IMMUNITY OF BEES
The CEC is dedicated to supporting students and researchers by funding activities that can help strengthen bee health and biodiversity practices that help bees – domesticated and wild. Bees are threatened worldwide because of multiple stressors. The most significant stressors identified so far include exposure to chemical toxins, loss of flowering plant diversity (‘pollination deserts’), viruses, bacteria, mites, and other pathogens. These are the currently considered primary factors that adversely impact bee health. All challenge and harm the immune systems of bees. This perfect storm of negative co-factors is decimating bee populations worldwide. The continuing decline of bees poses a dire threat to food biosecurity and natural habitat survival.

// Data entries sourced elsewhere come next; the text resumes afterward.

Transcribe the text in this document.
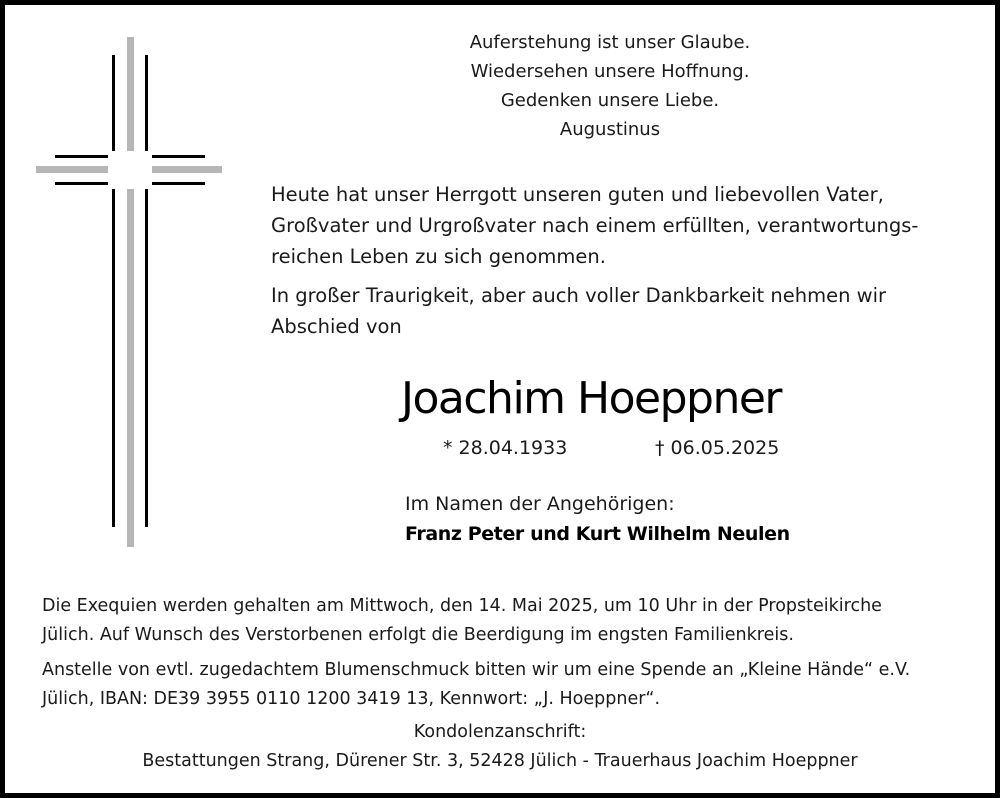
Auferstehung ist unser Glaube.
Wiedersehen unsere Hoffnung.
Gedenken unsere Liebe.
Augustinus
Heute hat unser Herrgott unseren guten und liebevollen Vater,
Großvater und Urgroßvater nach einem erfüllten, verantwortungs-
reichen Leben zu sich genommen.
In großer Traurigkeit, aber auch voller Dankbarkeit nehmen wir
Abschied von
Joachim Hoeppner
* 28.04.1933	† 06.05.2025
Im Namen der Angehörigen:
Franz Peter und Kurt Wilhelm Neulen
Die Exequien werden gehalten am Mittwoch, den 14. Mai 2025, um 10 Uhr in der Propsteikirche
Jülich. Auf Wunsch des Verstorbenen erfolgt die Beerdigung im engsten Familienkreis.
Anstelle von evtl. zugedachtem Blumenschmuck bitten wir um eine Spende an „Kleine Hände“ e.V.
Jülich, IBAN: DE39 3955 0110 1200 3419 13, Kennwort: „J. Hoeppner“.
Kondolenzanschrift:
Bestattungen Strang, Dürener Str. 3, 52428 Jülich - Trauerhaus Joachim Hoeppner
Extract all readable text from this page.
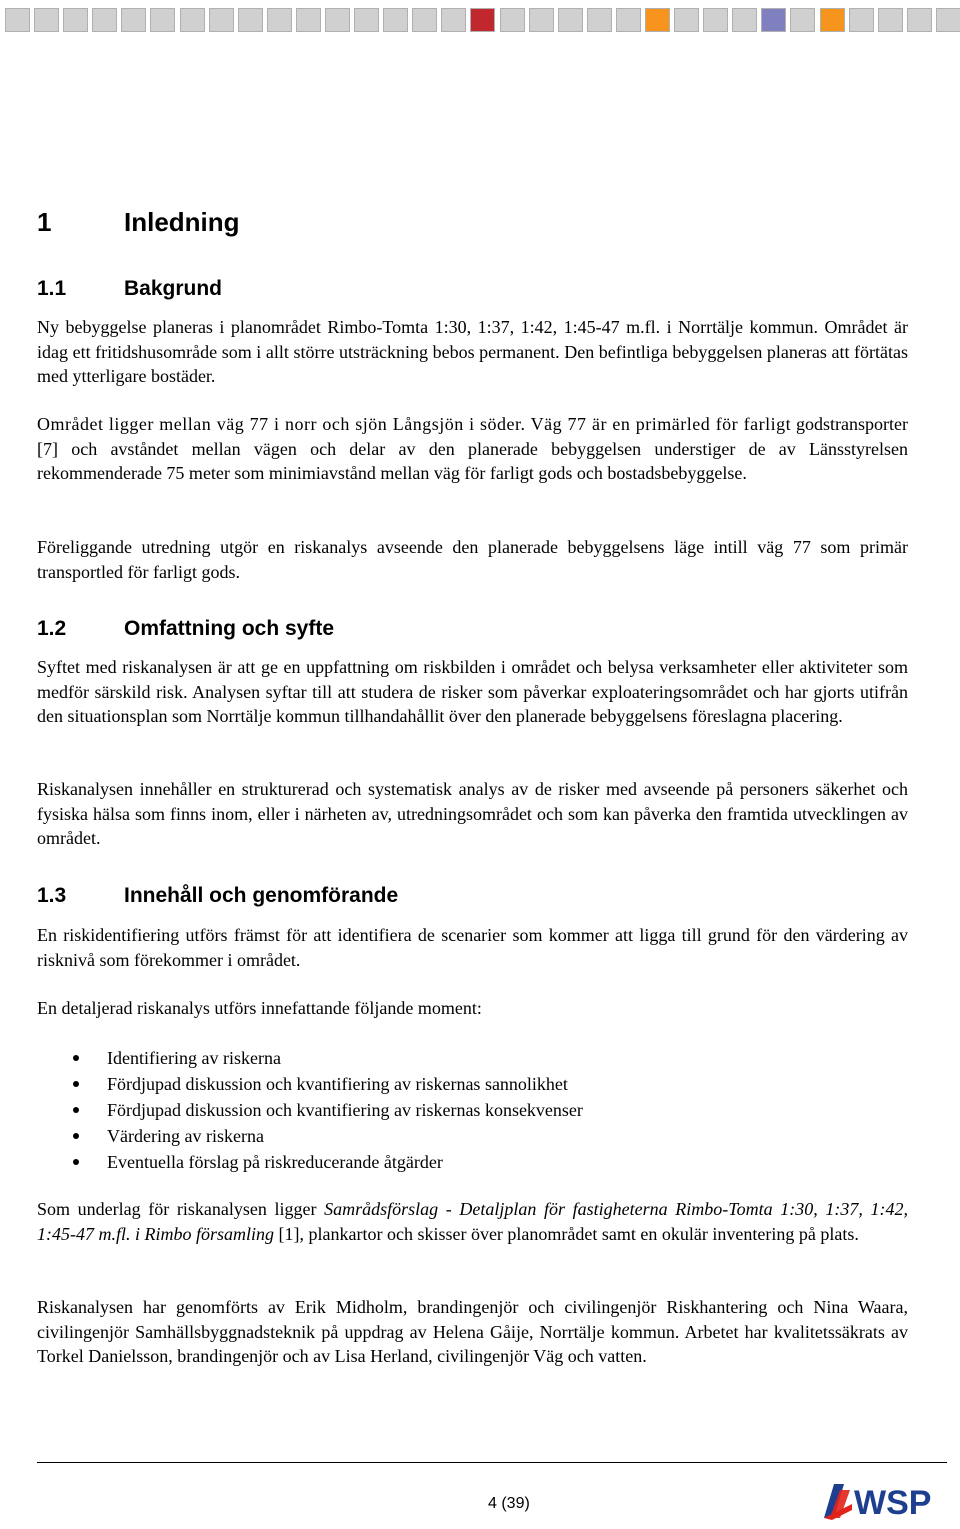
1	Inledning
1.1	Bakgrund

Ny bebyggelse planeras i planområdet Rimbo-Tomta 1:30, 1:37, 1:42, 1:45-47 m.fl. i Norrtälje kommun. Området är idag ett fritidshusområde som i allt större utsträckning bebos permanent. Den befintliga bebyggelsen planeras att förtätas med ytterligare bostäder.

Området ligger mellan väg 77 i norr och sjön Långsjön i söder. Väg 77 är en primärled för farligt godstransporter [7] och avståndet mellan vägen och delar av den planerade bebyggelsen understiger de av Länsstyrelsen rekommenderade 75 meter som minimiavstånd mellan väg för farligt gods och bostadsbebyggelse.

Föreliggande utredning utgör en riskanalys avseende den planerade bebyggelsens läge intill väg 77 som primär transportled för farligt gods.

1.2	Omfattning och syfte

Syftet med riskanalysen är att ge en uppfattning om riskbilden i området och belysa verksamheter eller aktiviteter som medför särskild risk. Analysen syftar till att studera de risker som påverkar exploateringsområdet och har gjorts utifrån den situationsplan som Norrtälje kommun tillhandahållit över den planerade bebyggelsens föreslagna placering.

Riskanalysen innehåller en strukturerad och systematisk analys av de risker med avseende på personers säkerhet och fysiska hälsa som finns inom, eller i närheten av, utredningsområdet och som kan påverka den framtida utvecklingen av området.

1.3	Innehåll och genomförande

En riskidentifiering utförs främst för att identifiera de scenarier som kommer att ligga till grund för den värdering av risknivå som förekommer i området.

En detaljerad riskanalys utförs innefattande följande moment:

Identifiering av riskerna
Fördjupad diskussion och kvantifiering av riskernas sannolikhet
Fördjupad diskussion och kvantifiering av riskernas konsekvenser
Värdering av riskerna
Eventuella förslag på riskreducerande åtgärder

Som underlag för riskanalysen ligger Samrådsförslag - Detaljplan för fastigheterna Rimbo-Tomta 1:30, 1:37, 1:42, 1:45-47 m.fl. i Rimbo församling [1], plankartor och skisser över planområdet samt en okulär inventering på plats.

Riskanalysen har genomförts av Erik Midholm, brandingenjör och civilingenjör Riskhantering och Nina Waara, civilingenjör Samhällsbyggnadsteknik på uppdrag av Helena Gåije, Norrtälje kommun. Arbetet har kvalitetssäkrats av Torkel Danielsson, brandingenjör och av Lisa Herland, civilingenjör Väg och vatten.

4 (39)	WSP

Since agriculture is so dependent upon bee pollination services, the factory farming of bees has become essential for the agriculture of many crops, from food-bearing trees (apples, cherries, plums, peaches, almonds), crops like alfalfa to canola, to flowering vegetables in our gardens. Additionally, bees pollinate many plants not used by humans, which are essential for nature’s food webs. In the past few decades, the days honey bees fly to pollinate flowers, up to 1000 per day, has been roughly cut in half from 10-12 days to 5. In real terms, this means the reduction of approximately ½ the average number of avocados, oranges, blueberries, nuts, beans, etc. Livestock crops like alfalfa, and oil-producing crops like canola and rape seeds, although not solely dependent upon bee pollination, substantially benefit from their contact. We need innovations in agricultural science that can help bees better survive. Fungal applications have remarkable potential that the CEC will support, especially when incorporated into integrative systems.